Una sola cosa le causaba desagrado. Pues así como se posee en sueños la facultad de introducir en un suceso un sentimiento inexplicable que cruza toda la persona, así también se tiene la misma facultad en estado de vigilia, pero sólo a los quince o dieciséis años, cuando se va todavía a la escuela. También entonces se dan en el hombre, como ya se sabe, grandes oscilaciones, apremios impulsivos y experiencias disformes; las sensaciones son tumultuosas, pero todavía no muy diferenciadas: amor e ira, felicidad y escarnio, en resumen, todos los abstractos morales, son acontecimientos convulsivos que, o bien se extienden sobre todo el mundo, o bien se reducen a la nada; tristeza, ternura, grandeza y generosidad abovedan el vacío del alto cielo. ¿Y qué sucede? De fuera, del mundo articulado, acude una forma hecha: una palabra, un verso, una risa demoníaca; vienen Napoleón, César, Cristo, o quizá nada más que unas lágrimas sobre la tumba paterna; y he ahí que surge de repente la obra de conjunto. Esta obra de primerizo es, paso a paso —lo cual se descuida demasiado frecuentemente—, una expresión acabada del sentimiento, la cópula más apurada de propósito y realización, y la más perfecta introducción de las experiencias de un joven en la vida del gran Napoleón. Parece, sin embargo, que el nexo de lo grande con lo pequeño no es, por alguna causa, reversible.
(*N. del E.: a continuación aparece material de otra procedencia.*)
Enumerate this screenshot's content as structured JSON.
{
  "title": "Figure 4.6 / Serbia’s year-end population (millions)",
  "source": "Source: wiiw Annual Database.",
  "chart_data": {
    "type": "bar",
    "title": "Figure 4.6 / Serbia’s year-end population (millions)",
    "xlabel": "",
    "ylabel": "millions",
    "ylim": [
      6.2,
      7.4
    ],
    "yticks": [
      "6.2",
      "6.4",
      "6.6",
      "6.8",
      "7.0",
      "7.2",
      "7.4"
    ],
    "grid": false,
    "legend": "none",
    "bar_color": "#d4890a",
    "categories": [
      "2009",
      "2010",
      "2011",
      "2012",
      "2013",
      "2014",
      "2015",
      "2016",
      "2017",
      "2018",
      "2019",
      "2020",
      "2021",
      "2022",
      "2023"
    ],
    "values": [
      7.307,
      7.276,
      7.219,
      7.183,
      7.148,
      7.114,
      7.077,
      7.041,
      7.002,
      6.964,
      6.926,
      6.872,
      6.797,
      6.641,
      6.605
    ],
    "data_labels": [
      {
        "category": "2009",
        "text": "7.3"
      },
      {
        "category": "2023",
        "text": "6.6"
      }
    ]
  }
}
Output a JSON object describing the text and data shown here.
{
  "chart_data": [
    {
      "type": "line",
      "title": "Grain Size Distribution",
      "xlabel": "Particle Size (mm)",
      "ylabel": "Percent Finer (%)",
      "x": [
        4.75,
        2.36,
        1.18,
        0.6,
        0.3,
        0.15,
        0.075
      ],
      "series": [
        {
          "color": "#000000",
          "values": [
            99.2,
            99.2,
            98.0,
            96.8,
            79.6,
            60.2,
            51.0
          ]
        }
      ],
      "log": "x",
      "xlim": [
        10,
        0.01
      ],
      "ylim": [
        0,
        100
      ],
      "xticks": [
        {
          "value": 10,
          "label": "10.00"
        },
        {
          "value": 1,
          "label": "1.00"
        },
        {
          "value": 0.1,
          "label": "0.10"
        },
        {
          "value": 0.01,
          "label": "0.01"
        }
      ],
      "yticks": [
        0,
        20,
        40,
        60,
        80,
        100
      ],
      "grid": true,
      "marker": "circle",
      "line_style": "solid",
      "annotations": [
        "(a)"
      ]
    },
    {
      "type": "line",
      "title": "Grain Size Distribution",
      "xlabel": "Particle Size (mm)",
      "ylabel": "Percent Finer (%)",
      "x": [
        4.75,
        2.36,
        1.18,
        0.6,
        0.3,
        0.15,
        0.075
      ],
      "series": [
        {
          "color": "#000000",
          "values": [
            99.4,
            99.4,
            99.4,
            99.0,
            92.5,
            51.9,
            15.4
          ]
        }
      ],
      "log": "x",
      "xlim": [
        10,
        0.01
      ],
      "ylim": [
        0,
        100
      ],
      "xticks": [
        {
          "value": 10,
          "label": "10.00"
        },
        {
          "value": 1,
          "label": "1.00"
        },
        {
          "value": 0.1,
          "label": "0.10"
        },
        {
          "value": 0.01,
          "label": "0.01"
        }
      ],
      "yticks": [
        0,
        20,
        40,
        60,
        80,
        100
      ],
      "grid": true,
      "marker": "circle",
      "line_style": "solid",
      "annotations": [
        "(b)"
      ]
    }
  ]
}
Tanto en los sueños como en la juventud, cuando uno ha pronunciado un gran discurso y se despierta pudiendo desgraciadamente captar todavía las últimas palabras, sucede que éstas no son tan extraordinariamente hermosas como habían parecido. Ya no se tiene la sensación etérea e iridiscente del gallo bailador; más bien lo que hace es solamente aullar con mucho sentimiento a la luna, como el agraciado y ya citado can del señor general.

Luego, no todo podía coincidir aquí —reflexionó Arnheim animándose—; pero naturalmente hay que tomar en serio la necesidad de acomodarse a los tiempos, añadió vigilante; pues, al fin, ¿había asunto que portara más que el aplicar aquel acreditado principio de fabricación bien a la confección de la vida?